WRI is misleading about efficiency
What they wrote:
“Fortunately, a competitor to most applications of bioenergy, solar PV, is already more than 100 times more efficient per hectare at converting sunlight
into energy on most of the world’s land, including the less fertile land that can plausibly be spared from being used to meet other human needs.”
The facts:
It’s ironic that the authors showcase one renewable energy success story in an effort to quash another. It took the solar industry decades and billions of dollars of public and private investment to reach the scale it is today. You simply can’t compare the two industries. It makes us wonder what Searchinger and Heimlich would have reported about the first solar panels decades ago?
Regardless, transitioning the 1 billion cars worldwide to electric power will take many decades. By suggesting that we drop our pursuit of sustainable biofuels, these authors implicitly recommend we rely solely on fossil fuels for transportation.
Algae derived gasoline, diesel, ethanol and aviation fuel can work with existing infrastructure, and come with significant advantages that can’t be ignored. Algenol Biofuels’ technology has been shown to reduce greenhouse gases by 69% when compared to gasoline. Sapphire Energy has shown their technology can achieve reductions in the 50-70 percent range.

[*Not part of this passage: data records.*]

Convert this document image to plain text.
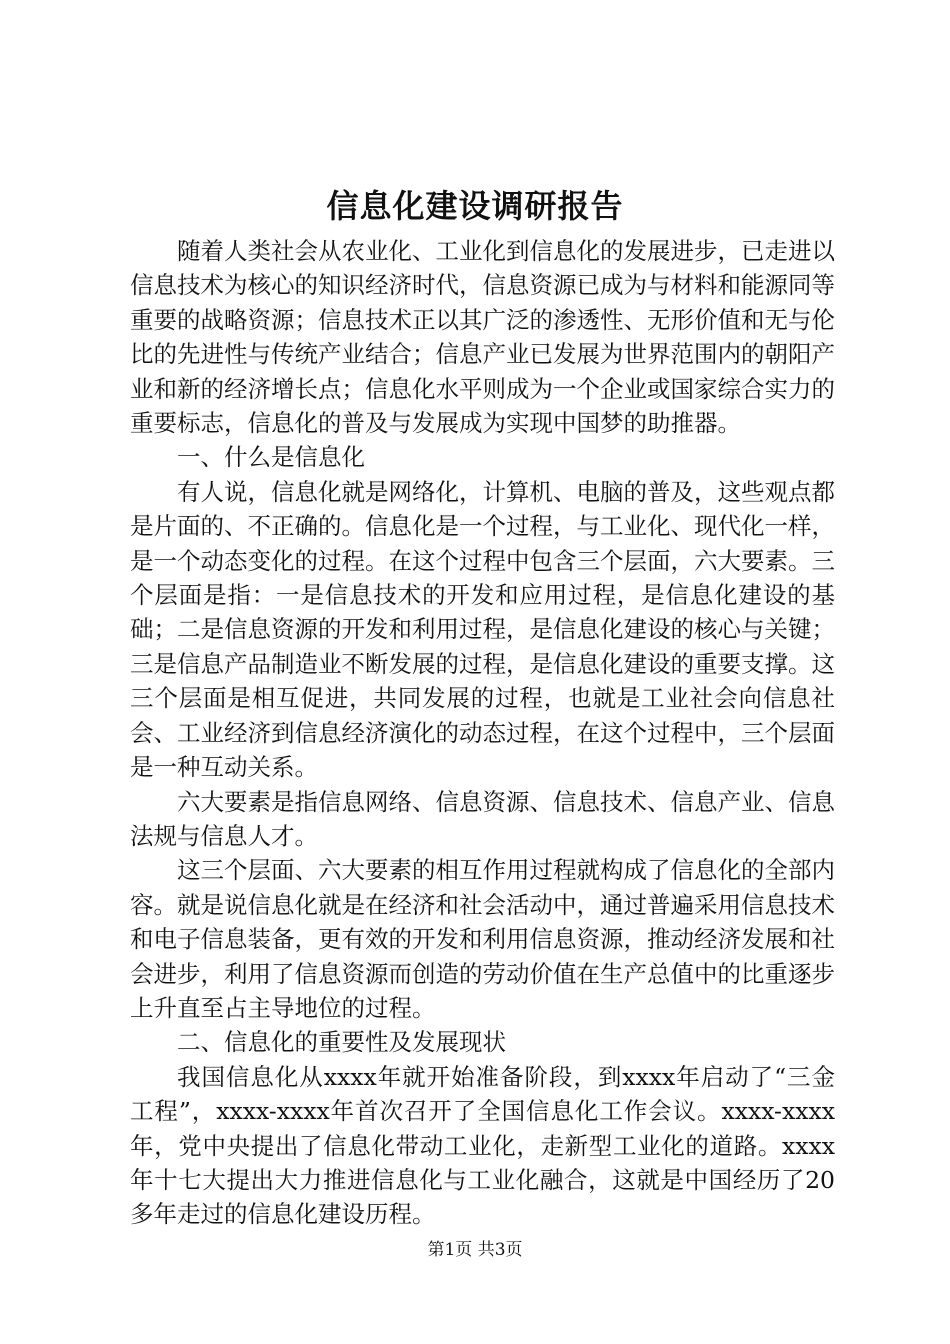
信息化建设调研报告

随着人类社会从农业化、工业化到信息化的发展进步，已走进以信息技术为核心的知识经济时代，信息资源已成为与材料和能源同等重要的战略资源；信息技术正以其广泛的渗透性、无形价值和无与伦比的先进性与传统产业结合；信息产业已发展为世界范围内的朝阳产业和新的经济增长点；信息化水平则成为一个企业或国家综合实力的重要标志，信息化的普及与发展成为实现中国梦的助推器。

一、什么是信息化

有人说，信息化就是网络化，计算机、电脑的普及，这些观点都是片面的、不正确的。信息化是一个过程，与工业化、现代化一样，是一个动态变化的过程。在这个过程中包含三个层面，六大要素。三个层面是指：一是信息技术的开发和应用过程，是信息化建设的基础；二是信息资源的开发和利用过程，是信息化建设的核心与关键；三是信息产品制造业不断发展的过程，是信息化建设的重要支撑。这三个层面是相互促进，共同发展的过程，也就是工业社会向信息社会、工业经济到信息经济演化的动态过程，在这个过程中，三个层面是一种互动关系。

六大要素是指信息网络、信息资源、信息技术、信息产业、信息法规与信息人才。

这三个层面、六大要素的相互作用过程就构成了信息化的全部内容。就是说信息化就是在经济和社会活动中，通过普遍采用信息技术和电子信息装备，更有效的开发和利用信息资源，推动经济发展和社会进步，利用了信息资源而创造的劳动价值在生产总值中的比重逐步上升直至占主导地位的过程。

二、信息化的重要性及发展现状

我国信息化从xxxx年就开始准备阶段，到xxxx年启动了“三金工程”，xxxx-xxxx年首次召开了全国信息化工作会议。xxxx-xxxx年，党中央提出了信息化带动工业化，走新型工业化的道路。xxxx年十七大提出大力推进信息化与工业化融合，这就是中国经历了20多年走过的信息化建设历程。

第1页 共3页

A wrong, disingenuous and ideologically-motivated report
WRI and the authors are playing a dangerous game by masquerading their personal opinions and biases about biofuels into a trope that purports to be research. As a global research institute, WRI should be embarrassed by the authors’ use of selective facts, omitted counterpoints and incomplete or outdated data. Based on the numerous comments from others who have identified similar errors and omissions in different sections, the veracity of this whole report should be called into question.
The thousands of men and women working in labs, in the field, on the production floor every day to contribute to a more sustainable world deserve more than the shoddy work put forth by WRI. No policy maker should consider this to be a sound and solid policy recommendation.
WRI did not contact the Algae Biomass Organization for a discussion on the state of the algae industry and how it can be leveraged to address the world’s pressing problems. We would welcome that conversation, and look forward to providing information, access to the innovators working hard to commercialize these new technologies, as well as the research community so that the next iteration of WRI’s biofuel report can better inform those that must draft the regulation and legislation that will have an enormous impact on our future.